D'après Joerdens[2], une forte infusion de millefeuille diminue la leucorrhée invétérée, et parvient, unie au carbonate de potasse, à guérir la leucorrhée récente. Meyer[3] a employé cette plante avec succès dans les mêmes affections. Dubois, de Tournai, a observé de bons effets de son usage dans deux cas de leucorrhée.
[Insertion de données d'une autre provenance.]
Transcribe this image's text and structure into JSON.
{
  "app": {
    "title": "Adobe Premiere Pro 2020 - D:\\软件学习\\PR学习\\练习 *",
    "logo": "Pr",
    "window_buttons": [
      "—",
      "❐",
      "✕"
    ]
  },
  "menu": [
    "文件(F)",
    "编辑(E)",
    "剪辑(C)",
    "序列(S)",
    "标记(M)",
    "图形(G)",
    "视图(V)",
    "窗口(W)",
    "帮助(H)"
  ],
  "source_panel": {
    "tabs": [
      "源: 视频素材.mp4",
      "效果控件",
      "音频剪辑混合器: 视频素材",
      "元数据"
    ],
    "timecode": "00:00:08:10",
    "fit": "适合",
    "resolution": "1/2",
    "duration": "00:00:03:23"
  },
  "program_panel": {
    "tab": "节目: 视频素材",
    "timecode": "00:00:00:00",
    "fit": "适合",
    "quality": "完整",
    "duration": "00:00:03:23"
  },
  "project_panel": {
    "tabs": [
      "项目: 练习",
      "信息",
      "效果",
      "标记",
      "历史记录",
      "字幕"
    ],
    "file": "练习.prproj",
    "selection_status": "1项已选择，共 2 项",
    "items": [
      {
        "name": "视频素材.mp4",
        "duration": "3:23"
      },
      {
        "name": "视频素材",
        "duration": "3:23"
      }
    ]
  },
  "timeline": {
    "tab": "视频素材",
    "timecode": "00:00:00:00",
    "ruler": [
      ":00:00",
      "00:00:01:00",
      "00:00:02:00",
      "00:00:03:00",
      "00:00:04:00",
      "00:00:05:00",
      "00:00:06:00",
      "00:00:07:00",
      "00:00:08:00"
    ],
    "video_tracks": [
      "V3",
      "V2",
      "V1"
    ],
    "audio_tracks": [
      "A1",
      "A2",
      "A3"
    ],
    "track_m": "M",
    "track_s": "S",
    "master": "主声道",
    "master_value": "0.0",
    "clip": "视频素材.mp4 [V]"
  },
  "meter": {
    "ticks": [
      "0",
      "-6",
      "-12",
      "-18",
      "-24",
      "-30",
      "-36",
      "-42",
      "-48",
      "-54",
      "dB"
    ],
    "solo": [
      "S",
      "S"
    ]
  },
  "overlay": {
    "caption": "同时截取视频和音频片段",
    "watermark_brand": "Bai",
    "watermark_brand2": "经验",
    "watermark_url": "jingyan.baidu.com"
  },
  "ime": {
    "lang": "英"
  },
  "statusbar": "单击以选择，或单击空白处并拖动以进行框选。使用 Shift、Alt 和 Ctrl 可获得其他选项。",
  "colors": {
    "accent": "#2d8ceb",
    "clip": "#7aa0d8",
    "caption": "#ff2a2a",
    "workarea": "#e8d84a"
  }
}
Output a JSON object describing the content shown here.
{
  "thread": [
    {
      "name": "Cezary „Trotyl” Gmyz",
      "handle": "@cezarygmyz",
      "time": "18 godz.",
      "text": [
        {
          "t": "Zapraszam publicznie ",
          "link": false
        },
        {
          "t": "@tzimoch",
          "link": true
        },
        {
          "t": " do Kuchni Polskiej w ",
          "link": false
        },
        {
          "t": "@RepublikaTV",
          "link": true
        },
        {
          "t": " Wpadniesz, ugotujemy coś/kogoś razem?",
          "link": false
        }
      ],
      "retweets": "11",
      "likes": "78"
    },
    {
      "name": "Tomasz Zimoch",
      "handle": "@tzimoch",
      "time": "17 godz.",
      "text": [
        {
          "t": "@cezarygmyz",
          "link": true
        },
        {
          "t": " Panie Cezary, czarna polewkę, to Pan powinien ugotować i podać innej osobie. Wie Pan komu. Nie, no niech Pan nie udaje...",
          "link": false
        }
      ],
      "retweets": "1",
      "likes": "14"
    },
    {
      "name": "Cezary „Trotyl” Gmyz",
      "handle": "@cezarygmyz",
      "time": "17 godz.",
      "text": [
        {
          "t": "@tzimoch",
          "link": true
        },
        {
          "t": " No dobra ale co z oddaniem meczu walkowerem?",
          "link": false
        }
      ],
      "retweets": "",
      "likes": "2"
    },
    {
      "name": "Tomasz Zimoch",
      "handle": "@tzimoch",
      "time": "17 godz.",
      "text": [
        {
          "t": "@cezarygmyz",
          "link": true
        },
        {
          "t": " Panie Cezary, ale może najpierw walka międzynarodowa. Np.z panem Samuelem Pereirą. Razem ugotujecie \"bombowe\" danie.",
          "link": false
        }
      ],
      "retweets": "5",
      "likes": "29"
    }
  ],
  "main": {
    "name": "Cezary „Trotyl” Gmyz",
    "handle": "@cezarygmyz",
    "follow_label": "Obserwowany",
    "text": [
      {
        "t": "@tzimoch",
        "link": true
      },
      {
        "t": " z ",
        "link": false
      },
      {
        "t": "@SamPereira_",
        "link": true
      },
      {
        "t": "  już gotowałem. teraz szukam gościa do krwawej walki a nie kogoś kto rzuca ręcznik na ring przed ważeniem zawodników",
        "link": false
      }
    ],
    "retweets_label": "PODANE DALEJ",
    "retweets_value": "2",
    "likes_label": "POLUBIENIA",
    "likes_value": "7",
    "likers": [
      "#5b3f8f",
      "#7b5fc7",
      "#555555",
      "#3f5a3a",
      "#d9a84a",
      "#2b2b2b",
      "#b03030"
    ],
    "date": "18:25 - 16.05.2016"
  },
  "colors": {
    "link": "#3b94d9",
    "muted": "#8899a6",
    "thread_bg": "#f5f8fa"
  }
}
Le même moyen nous a également réussi dans un autre cas de leucorrhée qui durait depuis plusieurs mois, et était accompagné de douleurs gastriques assez intenses.

Buchwald, Losecke, Rivière, Boerhaave, Alberti, Lobel, et beaucoup d'autres auteurs considèrent la millefeuille comme un remède très-efficace contre les hémorrhagies. « Des praticiens qui n'écrivent point, dit Roques, mais qui observent attentivement l'effet des remèdes, nous ont dit avoir employé avec un plein succès le suc exprimé de la plante fraîche pour arrêter des hémoptysies rebelles à la saignée et aux boissons tempérantes. Lorsque le suc ou la décoction ne suffisaient point, on les étendait dans une eau alumineuse. » Hufeland prescrit l'infusion des sommités contre les flux cœliaque et hépatique pour fortifier les intestins après le melœna, et comme traitement consécutif, cette même infusion en lavement pour prévenir les récidives de cette affection. Thomas Burnet avait déjà recommandé la décoction de millefeuille contre le flux hémorrhoïdal excessif. C'est surtout dans les flux hémorrhoïdaux, dans les hémorrhagies du rectum que la millefeuille s'est montrée efficace. Trunk[4] en a recueilli un grand nombre d'observations rapportées par différents auteurs ; et tout récemment Teissier[5] a publié un travail dans lequel il prouve par des faits irrécusables que cette plante, si injustement dédaignée aujourd'hui, a une action réelle et spéciale contre les flux hémorrhoïdaux trop abondants.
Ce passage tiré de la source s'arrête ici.